BUNDLING;
Its Origin, Progress & Decline
in
America

By Henry Reed Stiles, M.D.

Albany: Knickerbocker Publishing Company, 1871.

First edition.

Original publisher's brown cloth with gilt spine and cover titles.

Spine titles tarnished, shelf edges show very minor rubbing, else a near fine, clean copy.

Thin octavo. 138 pages; appendix and index.

In colonial America bundling was condemned by Jonathan Edwards and other preachers. The practice of bundling continued in the early United States, where in the case of a scarcity of beds, travelers were occasionally permitted to bundle with locals.

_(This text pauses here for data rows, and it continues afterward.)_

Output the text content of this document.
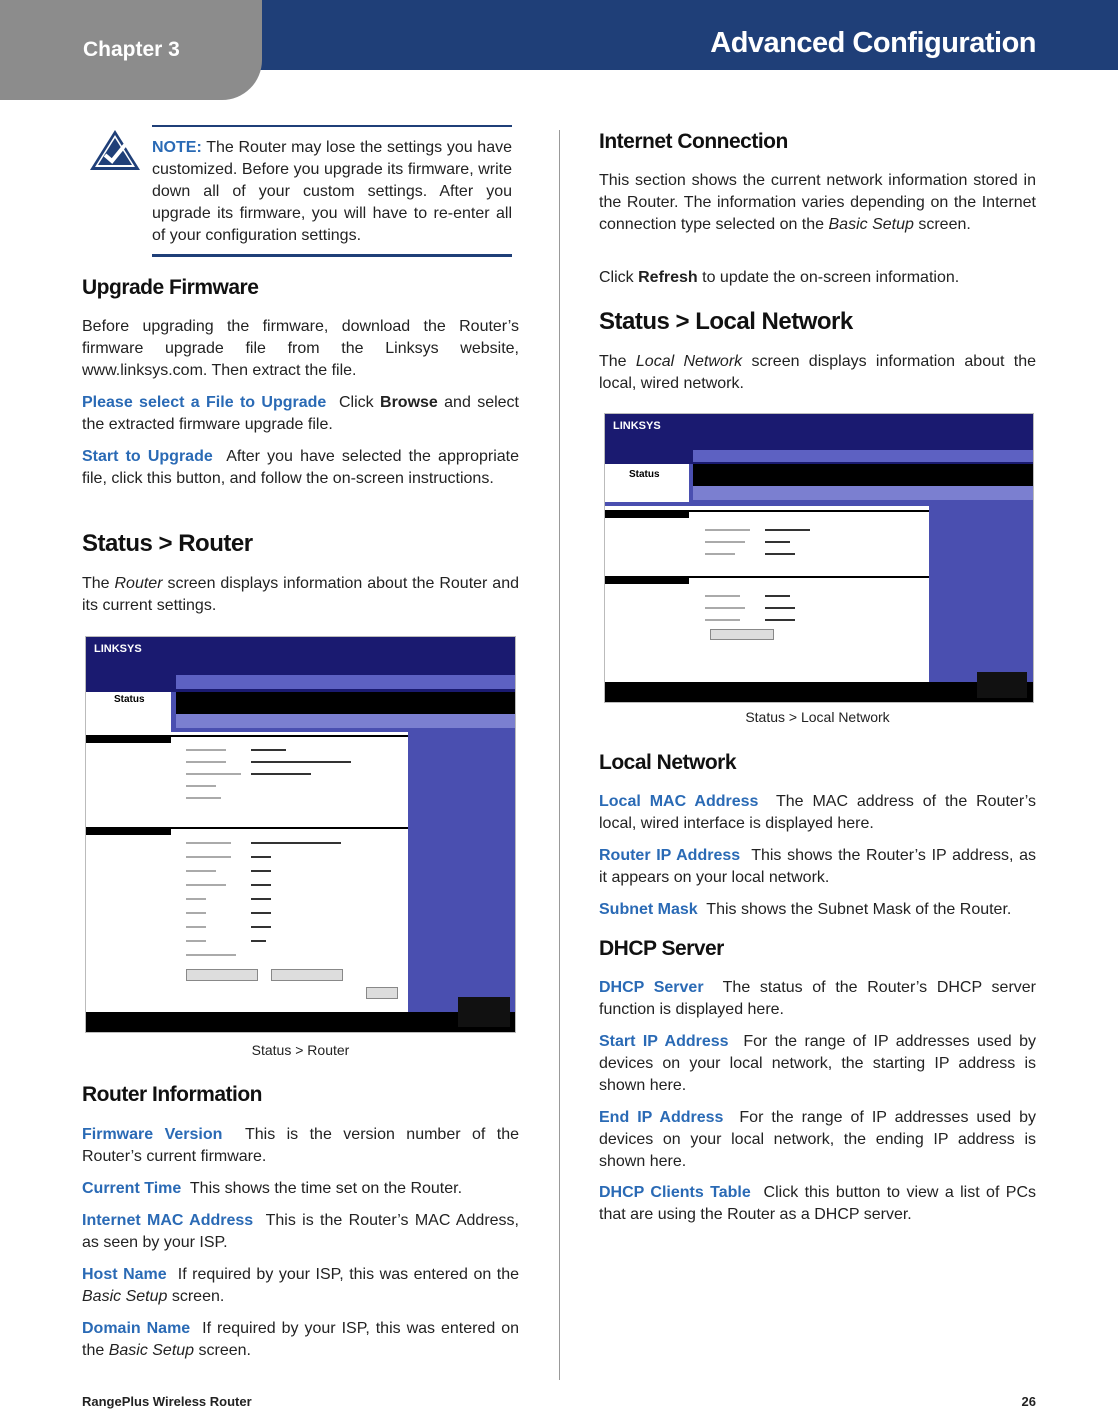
Chapter 3	Advanced Configuration
NOTE: The Router may lose the settings you have customized. Before you upgrade its firmware, write down all of your custom settings. After you upgrade its firmware, you will have to re-enter all of your configuration settings.
Upgrade Firmware

Before upgrading the firmware, download the Router’s firmware upgrade file from the Linksys website, www.linksys.com. Then extract the file.

Please select a File to Upgrade Click Browse and select the extracted firmware upgrade file.

Start to Upgrade After you have selected the appropriate file, click this button, and follow the on-screen instructions.

Status > Router

The Router screen displays information about the Router and its current settings.

LINKSYS
Status
Status > Router
Router Information

Firmware Version This is the version number of the Router’s current firmware.

Current Time This shows the time set on the Router.

Internet MAC Address This is the Router’s MAC Address, as seen by your ISP.

Host Name If required by your ISP, this was entered on the Basic Setup screen.

Domain Name If required by your ISP, this was entered on the Basic Setup screen.

Internet Connection

This section shows the current network information stored in the Router. The information varies depending on the Internet connection type selected on the Basic Setup screen.

Click Refresh to update the on-screen information.

Status > Local Network

The Local Network screen displays information about the local, wired network.

LINKSYS
Status
Status > Local Network
Local Network

Local MAC Address The MAC address of the Router’s local, wired interface is displayed here.

Router IP Address This shows the Router’s IP address, as it appears on your local network.

Subnet Mask This shows the Subnet Mask of the Router.

DHCP Server

DHCP Server The status of the Router’s DHCP server function is displayed here.

Start IP Address For the range of IP addresses used by devices on your local network, the starting IP address is shown here.

End IP Address For the range of IP addresses used by devices on your local network, the ending IP address is shown here.

DHCP Clients Table Click this button to view a list of PCs that are using the Router as a DHCP server.

RangePlus Wireless Router	26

This seemingly strange practice allowed extra money to be made by renting out half a bed. Hotels rented rooms for the night, shared by many occupants, and sharing a bed entailed an additional fee.

Also:

Bundling was an important part of American courting life, enjoyed by all good country maids and men and blessed by honest folk. During the nineteenth century, many elders clothed bundling in a licentious mantle, and a dark veil was drawn over the subject. Henry Reed Stiles, no believer in the theory that objectionable portions of history should be kept in the shadows, here defrocks these misconceptions and sheds light on this lost American custom and its origins.

This book was banned in Boston in 1872.